# Term-Document Matrix
Sparse representation of the occurence of terms in a document.

Used in Latent Semantic Analysis (LSA)

In [1]:
# Collection of documents (corpus)

review_1 = "The Glider II is a great soccer ball"
review_2 = "What a bad soccer ball"
review_3 = "I am happy with The glider"

In [2]:
docs = [review_1, review_2, review_3]
docs

['The Glider II is a great soccer ball',
 'What a bad soccer ball',
 'I am happy with The glider']

In [3]:
# Gather the set of all unique terms

unique_terms = {term for doc in docs for term in doc.split()}
unique_terms

{'Glider',
 'I',
 'II',
 'The',
 'What',
 'a',
 'am',
 'bad',
 'ball',
 'glider',
 'great',
 'happy',
 'is',
 'soccer',
 'with'}

In [4]:
# Construct a term-document matrix
# here as a Python dictionary for ease of interpretability

doc_term_matrix = {}

for term in unique_terms:
    doc_term_matrix[term] = []
    
    for doc in docs:
        if term in doc:
            doc_term_matrix[term].append(1)
        else:
             doc_term_matrix[term].append(0)

doc_term_matrix

{'is': [1, 0, 0],
 'glider': [0, 0, 1],
 'I': [1, 0, 1],
 'ball': [1, 1, 0],
 'am': [0, 0, 1],
 'The': [1, 0, 1],
 'II': [1, 0, 0],
 'Glider': [1, 0, 0],
 'bad': [0, 1, 0],
 'with': [0, 0, 1],
 'happy': [0, 0, 1],
 'great': [1, 0, 0],
 'What': [0, 1, 0],
 'a': [1, 1, 1],
 'soccer': [1, 1, 0]}

In [5]:
# The query to find all documents containing "Glider" AND "soccer"
# is just a bitwise AND:

import numpy as np

docs_array = np.array(docs, dtype='object')
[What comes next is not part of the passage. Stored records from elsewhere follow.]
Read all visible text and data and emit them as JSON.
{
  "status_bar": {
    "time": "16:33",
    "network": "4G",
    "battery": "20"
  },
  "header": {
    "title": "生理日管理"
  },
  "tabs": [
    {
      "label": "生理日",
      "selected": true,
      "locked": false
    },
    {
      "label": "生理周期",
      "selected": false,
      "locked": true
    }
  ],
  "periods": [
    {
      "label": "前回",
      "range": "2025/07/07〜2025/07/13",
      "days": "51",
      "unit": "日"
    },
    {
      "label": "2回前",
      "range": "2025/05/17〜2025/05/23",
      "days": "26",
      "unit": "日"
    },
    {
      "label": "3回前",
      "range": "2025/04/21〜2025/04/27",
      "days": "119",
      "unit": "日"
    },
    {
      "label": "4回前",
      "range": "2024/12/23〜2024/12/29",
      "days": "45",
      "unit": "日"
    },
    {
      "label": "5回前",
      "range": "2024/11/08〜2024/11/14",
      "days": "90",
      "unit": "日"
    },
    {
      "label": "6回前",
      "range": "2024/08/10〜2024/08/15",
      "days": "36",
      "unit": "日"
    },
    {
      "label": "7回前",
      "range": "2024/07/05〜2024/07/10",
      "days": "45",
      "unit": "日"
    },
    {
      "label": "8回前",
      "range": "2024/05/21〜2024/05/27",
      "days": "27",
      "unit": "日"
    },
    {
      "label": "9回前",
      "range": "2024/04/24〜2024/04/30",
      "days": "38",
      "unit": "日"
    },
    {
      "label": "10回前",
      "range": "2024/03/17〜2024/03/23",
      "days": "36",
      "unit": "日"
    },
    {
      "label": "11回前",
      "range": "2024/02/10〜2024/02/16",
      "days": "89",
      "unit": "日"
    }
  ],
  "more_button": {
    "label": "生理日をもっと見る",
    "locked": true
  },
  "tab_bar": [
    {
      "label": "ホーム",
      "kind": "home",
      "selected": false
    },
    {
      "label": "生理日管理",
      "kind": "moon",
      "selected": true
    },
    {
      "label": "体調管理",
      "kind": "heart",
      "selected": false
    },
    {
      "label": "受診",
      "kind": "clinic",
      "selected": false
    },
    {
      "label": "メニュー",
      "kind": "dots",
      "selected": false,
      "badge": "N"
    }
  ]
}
v1 = np.array(doc_term_matrix['Glider'])
v2 = np.array(doc_term_matrix['soccer'])

print(v1)
print(v2)
print('-------')
v3 = v1 & v2
print(v3)

[1 0 0]
[1 1 0]
-------
[1 0 0]


In [6]:
# We can now get the matching documents from our corpus with the result
[doc for doc in v3 * docs_array if doc]

['The Glider II is a great soccer ball']

In [7]:
v1 = np.array(doc_term_matrix['a'])    
v2 = np.array(doc_term_matrix['ball'])

print(v1)
print(v2)
print('-------')
v3 = v1 & v2
print(v3)

[1 1 1]
[1 1 0]
-------
[1 1 0]


In [8]:
[doc for doc in v3 * docs_array if doc]

['The Glider II is a great soccer ball', 'What a bad soccer ball']

In [9]:
# Bitwise OR to construct 'this' or 'that' queries.

v1 = np.array(doc_term_matrix['great'])    
v2 = np.array(doc_term_matrix['bad'])

print(v1)
print(v2)
print('-------')
v3 = v1 | v2
print(v3)

[1 0 0]
[0 1 0]
-------
[1 1 0]


In [10]:
[doc for doc in v3 * docs_array if doc]

['The Glider II is a great soccer ball', 'What a bad soccer ball']